Probate and Wills Probate: What is it?

What is it?

Probate: What is it?

A son can bear with equanimity the loss of his father, but the loss of his inheritance may drive him to despair.

Niccolo Machiavelli

Probate and Wills: What is it?

Probate is the process involved in proving a deceased persons will, collecting in their assets, distributing same to the beneficiaries and producing estate accounts.

The steps involved in taking out a grant of probate and administering an estate are as follows:

Why take out a Grant Of Probate?

When someone dies testate their property technically passes into the hands of the executors.  However in order to access money the executors must apply to the Probate office and obtain a Court Order called a Grant of Probate. This Order allows the executors to collect in the assets of the estate, sell any property and divide it among the beneficiaries.

Find the Will.

In order to take out a Grant of Probate the first thing that must be done is locate the original will of the deceased. Usually it will be in the Solicitors office where it was made or in the deceased’s home. The original will must be located as soon as possible after the deceased’s death.

Ascertain Executors.

Executors will be named in the will. Their duty is to administer the estate of the testator. The task can be quite arduous depending on the size and scope of the testator’s estate.

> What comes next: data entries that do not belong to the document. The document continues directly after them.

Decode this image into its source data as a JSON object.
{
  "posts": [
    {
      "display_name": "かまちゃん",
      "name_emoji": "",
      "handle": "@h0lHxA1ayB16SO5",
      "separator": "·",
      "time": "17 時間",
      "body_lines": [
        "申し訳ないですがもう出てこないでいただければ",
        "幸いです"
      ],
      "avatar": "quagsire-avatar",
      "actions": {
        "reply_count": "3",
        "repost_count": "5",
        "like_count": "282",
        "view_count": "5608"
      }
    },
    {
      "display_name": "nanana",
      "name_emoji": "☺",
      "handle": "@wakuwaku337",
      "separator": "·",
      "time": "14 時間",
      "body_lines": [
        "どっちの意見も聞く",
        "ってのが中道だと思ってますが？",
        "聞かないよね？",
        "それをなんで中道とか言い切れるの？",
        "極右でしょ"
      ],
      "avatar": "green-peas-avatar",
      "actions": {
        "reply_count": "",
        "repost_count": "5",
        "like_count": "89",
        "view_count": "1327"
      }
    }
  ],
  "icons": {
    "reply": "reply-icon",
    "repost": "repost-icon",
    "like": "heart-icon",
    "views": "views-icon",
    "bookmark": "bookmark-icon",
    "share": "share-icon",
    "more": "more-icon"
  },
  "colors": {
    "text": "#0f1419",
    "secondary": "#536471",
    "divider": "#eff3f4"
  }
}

If no executor is appointed or the executor has predeceased the testator, the estate will be administered by the person who inherits the remainder of the estate left after all debts and gifts have been paid. This person is called the residuary legatee/devisee.

Obtain a Death Certificate.

The death must be registered with the Registrar of Births Marriages and Deaths. At least 4 copies the death certificate should be obtained.

Instruct your Solicitor.

The executor will either instruct a Solicitor or if the estate is straightforward make a personal application to the Probate Office.

Ascertain assets and liabilities.

The Solicitor for the estate needs to obtain valuations of all assets in the estate as of the date of death, including:

  1. all bank accounts
  2. valuations for shares
  3. property valuation

The deceased’s bank accounts will be frozen until the Grant of Probate issues. The one exception is access to funds to pay the deceased’s funeral bill.

The beneficiaries must supply their names and addresses and have or obtain an Irish PPS No.

It must be remembered that property held under joint accounts is often not included in the deceased’s estate. The principle of survivorship applies to such property. This principle arises where two or more people own something jointly. On the death of one joint owner, his interest automatically passes to the survivor, outside of the will and the estate. This is very common with married couples. If the property is owned by one person but held in two names then it will form part of the estate. This occurs for example where a parent places a child’s name on a bank account for the parent’s convenience.

Make a return to the Revenue Commissioners.

Once all the assets and liabilities of the estate have been ascertained a return to the Revenue Commissioners must be made. This form is called a CA24 or Inland Revenue Affidavit. It is important that it is completed with the utmost care and honesty as the form is a sworn statement and it will be scrutinised by the Revenue Commissioners. It is then lodged with and forms part of the application to the Probate Office.

Apply to the Probate Office.

The next step is to actually apply to the Probate Office for a Grant of Probate. This will include the submission of a number of forms along with the original will. The most important document is the Oath for Executor, under which the executor shows his entitlement to extract the Grant and swears to administer the estate in accordance with law. All documents lodged will be examined thoroughly by the Probate Office. If everything is in order the Probate Office will issue a Grant of Probate after 15 weeks. This time period varies depending on the workload of te Probate Office. A Grant of Probate is a Court Order allowing the executor the power to administer the estate.

Administer the Estate.

With the Grant of Probate the executor can now proceed to collect in the assets of the deceased and sell any property.
The executor will now discharge any debts and pay the beneficiaries.

Estate Accounts.

The executor must by law furnish Estate Accounts to the beneficiaries giving a true and fair account of the assets and liabilities of the estate.